Bisher seien diese Soldaten nicht an Kämpfen gegen ukrainische Einheiten beteiligt, sagte US-Außenminister Antony Blinken am Donnerstag. „Aber wir gehen davon aus, dass dies in den nächsten Tagen geschehen wird.“ Für Beunruhigung im Westen sorgte unterdessen auch ein nordkoreanischer Test einer Interkontinentalrakete.

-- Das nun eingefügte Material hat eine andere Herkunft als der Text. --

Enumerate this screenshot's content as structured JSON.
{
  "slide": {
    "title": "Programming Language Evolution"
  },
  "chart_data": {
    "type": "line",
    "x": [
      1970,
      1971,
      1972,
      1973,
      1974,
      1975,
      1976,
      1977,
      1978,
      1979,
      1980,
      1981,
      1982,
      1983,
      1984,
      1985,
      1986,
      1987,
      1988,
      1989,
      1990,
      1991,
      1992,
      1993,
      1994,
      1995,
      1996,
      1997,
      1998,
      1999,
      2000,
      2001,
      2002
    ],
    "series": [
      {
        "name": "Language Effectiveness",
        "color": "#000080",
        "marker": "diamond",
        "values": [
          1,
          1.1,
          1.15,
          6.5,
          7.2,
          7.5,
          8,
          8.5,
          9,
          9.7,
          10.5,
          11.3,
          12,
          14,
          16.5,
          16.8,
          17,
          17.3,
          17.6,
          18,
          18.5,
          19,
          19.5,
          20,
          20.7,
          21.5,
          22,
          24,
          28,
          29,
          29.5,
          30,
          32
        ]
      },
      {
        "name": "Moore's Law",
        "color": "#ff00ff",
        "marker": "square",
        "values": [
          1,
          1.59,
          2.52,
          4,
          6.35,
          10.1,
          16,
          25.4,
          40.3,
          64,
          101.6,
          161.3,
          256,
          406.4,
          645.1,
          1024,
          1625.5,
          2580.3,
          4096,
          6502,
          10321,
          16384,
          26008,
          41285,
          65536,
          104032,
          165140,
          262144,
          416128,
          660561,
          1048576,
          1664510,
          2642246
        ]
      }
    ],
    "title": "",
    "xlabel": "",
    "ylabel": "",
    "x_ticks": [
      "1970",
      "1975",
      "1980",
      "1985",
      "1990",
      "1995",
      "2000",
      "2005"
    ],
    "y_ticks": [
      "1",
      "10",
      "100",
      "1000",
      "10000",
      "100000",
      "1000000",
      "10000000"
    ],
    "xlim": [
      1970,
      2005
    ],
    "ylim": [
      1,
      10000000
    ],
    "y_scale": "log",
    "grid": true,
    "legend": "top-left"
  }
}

Das US-Verteidigungsministerium hatte bereits zu Wochenbeginn mitgeteilt, dass nach seiner Schätzung 10.000 nordkoreanische Soldaten nach Russland verlegt worden seien. Blinken sagte nun in Washington unter Berufung auf Geheimdienstinformationen, dass die nordkoreanischen Soldaten in Russland unter anderem im Umgang mit Artillerie und Drohnen trainiert würden.
USA warnen Nordkorea scharf
Die Art des Trainings weise auf die „klare Absicht“ hin, die Kräfte auch an Operationen an der Frontlinie einzusetzen, sagte Blinken bei einer gemeinsamen Pressekonferenz mit US-Verteidigungsminister Lloyd Austin und den zwei Amtskollegen aus Südkorea. Sollten sich die nordkoreanischen Soldaten „an Kämpfen oder Einsätzen zur Unterstützung von Kämpfen gegen die Ukraine beteiligen, so würden sie zu legitimen militärischen Zielen“, betonte Austin.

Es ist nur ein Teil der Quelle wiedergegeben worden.